Abstract

The context is that there are limited data regarding the management of women at risk for hereditary breast and ovarian cancer (HBOC) after genetic counseling in the community setting. The objective of the study is to examine the cancer screening and prevention behaviors among women with diverse risk factors for HBOC, counseled through a non-academic genetic counseling service. This study was designed as a retrospective telephone survey. A community/private-hospital based cancer genetic counseling service was setting. The patients studied were women, at least 21 years of age, who had undergone cancer genetic counseling with: (1) a >or=10% predicted likelihood of carrying a BRCA1/2 mutation; (2) a documented BRCA1/2 mutation. A 121-item telephone survey was intervened. Main outcome measures are (1) reason for referral, (2) genetic testing/results, and (3) screening and prevention behaviors. Sixty-nine women participated (31% response rate). Forty-nine (71%) respondents had a history of breast cancer. Forty-three women (62%) reported undergoing BRCA1/2 testing, of these, seven (16%) had a deleterious mutation; 32 (74%) received negative results and four (9%) had "inconclusive" findings.

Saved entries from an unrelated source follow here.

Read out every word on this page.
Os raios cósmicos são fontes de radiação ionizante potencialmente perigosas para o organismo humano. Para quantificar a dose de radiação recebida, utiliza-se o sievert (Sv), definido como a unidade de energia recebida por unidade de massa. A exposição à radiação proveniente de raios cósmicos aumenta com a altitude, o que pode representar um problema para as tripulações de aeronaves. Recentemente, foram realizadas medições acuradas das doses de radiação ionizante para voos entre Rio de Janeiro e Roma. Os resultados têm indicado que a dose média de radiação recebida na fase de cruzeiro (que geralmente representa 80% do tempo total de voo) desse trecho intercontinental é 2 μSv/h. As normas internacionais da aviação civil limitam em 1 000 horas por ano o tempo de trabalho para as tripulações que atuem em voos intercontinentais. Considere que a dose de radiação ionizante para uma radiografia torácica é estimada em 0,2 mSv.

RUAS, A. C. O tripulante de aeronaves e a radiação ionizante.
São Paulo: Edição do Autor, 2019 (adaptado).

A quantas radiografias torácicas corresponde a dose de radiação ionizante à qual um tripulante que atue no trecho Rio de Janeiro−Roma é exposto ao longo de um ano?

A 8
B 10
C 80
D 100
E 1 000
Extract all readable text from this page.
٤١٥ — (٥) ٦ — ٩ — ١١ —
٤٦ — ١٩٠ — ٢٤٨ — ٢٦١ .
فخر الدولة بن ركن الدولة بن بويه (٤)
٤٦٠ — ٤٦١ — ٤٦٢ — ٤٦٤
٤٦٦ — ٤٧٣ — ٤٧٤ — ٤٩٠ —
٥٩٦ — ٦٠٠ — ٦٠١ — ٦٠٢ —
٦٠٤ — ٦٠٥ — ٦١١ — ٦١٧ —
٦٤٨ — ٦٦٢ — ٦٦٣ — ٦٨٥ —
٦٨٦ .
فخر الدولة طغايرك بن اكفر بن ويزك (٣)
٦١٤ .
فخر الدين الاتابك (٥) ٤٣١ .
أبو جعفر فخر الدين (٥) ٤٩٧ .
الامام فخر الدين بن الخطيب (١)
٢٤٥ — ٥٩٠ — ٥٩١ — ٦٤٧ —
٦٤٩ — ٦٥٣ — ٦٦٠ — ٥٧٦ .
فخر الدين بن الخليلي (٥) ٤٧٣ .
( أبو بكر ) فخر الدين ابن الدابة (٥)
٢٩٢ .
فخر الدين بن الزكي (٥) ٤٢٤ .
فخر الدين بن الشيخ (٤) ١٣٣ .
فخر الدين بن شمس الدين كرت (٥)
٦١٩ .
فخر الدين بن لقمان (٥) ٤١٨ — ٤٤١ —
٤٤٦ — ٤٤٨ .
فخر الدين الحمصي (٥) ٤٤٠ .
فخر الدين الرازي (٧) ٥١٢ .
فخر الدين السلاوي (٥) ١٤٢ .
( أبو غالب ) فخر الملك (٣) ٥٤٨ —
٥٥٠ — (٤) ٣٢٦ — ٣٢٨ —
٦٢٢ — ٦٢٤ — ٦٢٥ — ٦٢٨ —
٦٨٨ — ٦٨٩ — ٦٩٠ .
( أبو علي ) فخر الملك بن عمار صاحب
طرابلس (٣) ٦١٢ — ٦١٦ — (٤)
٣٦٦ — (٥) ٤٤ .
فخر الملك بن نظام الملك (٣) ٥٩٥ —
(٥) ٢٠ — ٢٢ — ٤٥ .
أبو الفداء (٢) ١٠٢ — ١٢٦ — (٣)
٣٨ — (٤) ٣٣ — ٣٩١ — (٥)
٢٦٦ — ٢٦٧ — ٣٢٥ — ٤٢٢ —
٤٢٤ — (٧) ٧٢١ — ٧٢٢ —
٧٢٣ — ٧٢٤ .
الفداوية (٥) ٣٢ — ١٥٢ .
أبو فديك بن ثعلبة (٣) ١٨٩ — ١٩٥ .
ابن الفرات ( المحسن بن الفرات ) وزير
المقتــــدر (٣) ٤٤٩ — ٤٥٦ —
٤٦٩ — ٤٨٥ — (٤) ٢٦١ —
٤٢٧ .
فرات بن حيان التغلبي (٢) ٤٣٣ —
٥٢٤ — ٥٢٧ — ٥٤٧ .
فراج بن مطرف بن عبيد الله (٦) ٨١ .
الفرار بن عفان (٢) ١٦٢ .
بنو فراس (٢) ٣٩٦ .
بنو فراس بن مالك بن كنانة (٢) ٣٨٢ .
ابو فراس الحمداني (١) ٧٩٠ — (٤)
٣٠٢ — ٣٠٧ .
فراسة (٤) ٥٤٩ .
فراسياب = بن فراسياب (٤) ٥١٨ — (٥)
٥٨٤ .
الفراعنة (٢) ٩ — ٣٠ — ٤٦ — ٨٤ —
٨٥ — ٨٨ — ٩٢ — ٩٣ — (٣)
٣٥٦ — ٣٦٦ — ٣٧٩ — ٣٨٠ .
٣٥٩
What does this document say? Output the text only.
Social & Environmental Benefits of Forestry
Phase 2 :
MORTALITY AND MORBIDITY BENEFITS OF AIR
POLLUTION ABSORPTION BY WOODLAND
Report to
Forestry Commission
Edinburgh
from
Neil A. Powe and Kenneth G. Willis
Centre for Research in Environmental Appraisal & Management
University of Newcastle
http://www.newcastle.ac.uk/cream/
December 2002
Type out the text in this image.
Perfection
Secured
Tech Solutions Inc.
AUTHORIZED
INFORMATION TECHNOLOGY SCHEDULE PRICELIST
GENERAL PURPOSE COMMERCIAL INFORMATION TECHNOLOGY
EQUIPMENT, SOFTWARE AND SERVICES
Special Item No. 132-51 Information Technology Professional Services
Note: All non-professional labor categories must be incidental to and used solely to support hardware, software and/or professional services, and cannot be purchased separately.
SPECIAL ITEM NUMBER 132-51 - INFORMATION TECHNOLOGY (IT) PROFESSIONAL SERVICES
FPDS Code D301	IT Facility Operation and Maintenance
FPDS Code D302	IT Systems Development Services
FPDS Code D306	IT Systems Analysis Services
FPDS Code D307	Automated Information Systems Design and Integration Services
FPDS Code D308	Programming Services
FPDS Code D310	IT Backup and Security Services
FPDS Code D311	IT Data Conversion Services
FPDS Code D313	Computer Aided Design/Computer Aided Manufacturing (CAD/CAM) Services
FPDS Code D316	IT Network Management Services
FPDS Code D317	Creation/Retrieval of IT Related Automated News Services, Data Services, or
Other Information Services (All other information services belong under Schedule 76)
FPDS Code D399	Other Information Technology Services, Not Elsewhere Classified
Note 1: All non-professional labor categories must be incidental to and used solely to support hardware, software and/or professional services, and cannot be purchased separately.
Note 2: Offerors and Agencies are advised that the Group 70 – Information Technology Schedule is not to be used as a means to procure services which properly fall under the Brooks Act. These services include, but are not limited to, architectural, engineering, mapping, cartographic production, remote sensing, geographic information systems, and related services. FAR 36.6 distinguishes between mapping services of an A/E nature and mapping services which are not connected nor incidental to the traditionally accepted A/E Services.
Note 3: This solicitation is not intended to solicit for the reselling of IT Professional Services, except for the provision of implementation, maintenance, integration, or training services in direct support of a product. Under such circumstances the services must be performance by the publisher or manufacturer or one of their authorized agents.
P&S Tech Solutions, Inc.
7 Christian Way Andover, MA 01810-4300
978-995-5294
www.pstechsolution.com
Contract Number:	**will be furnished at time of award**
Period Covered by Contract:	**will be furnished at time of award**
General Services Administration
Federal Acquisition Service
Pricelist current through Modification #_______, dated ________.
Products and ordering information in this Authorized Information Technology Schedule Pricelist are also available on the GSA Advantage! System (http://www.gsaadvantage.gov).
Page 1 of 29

Among the seven with documented mutations; five had a personal history of breast cancer; none had a history of ovarian cancer; all had undergone bilateral salpingo-oophorectomy (BSO), while five (71%) had undergone bilateral mastectomy. Among those 62 respondents without a documented mutation, pretest likelihood of a BRCA1/2 mutation (based on established models) was as follows: 10-29% likelihood in 38 (61%); 30-59% likelihood in 16 (26%); and >or=60% likelihood in eight (13%). Of these, 16 (26%) had undergone bilateral mastectomy for treatment and/or risk-reduction while 20 (32%) had undergone BSO for risk-reduction or for "other reasons". Almost all who had not undergone bilateral mastectomy were presenting for regular mammograms; fewer were undergoing regular breast MRI imaging. For those who had not undergone risk-reducing BSO; few were having CA-125 levels or transvaginal ultrasounds. Among those studied, the majority underwent genetic testing. A significant percentage elected to undergo risk-reducing mastectomy and BSO. Although prophylactic surgical decisions appeared to be largely influenced by BRCA mutation status, a number of women in the lower risk categories had undergone these procedures.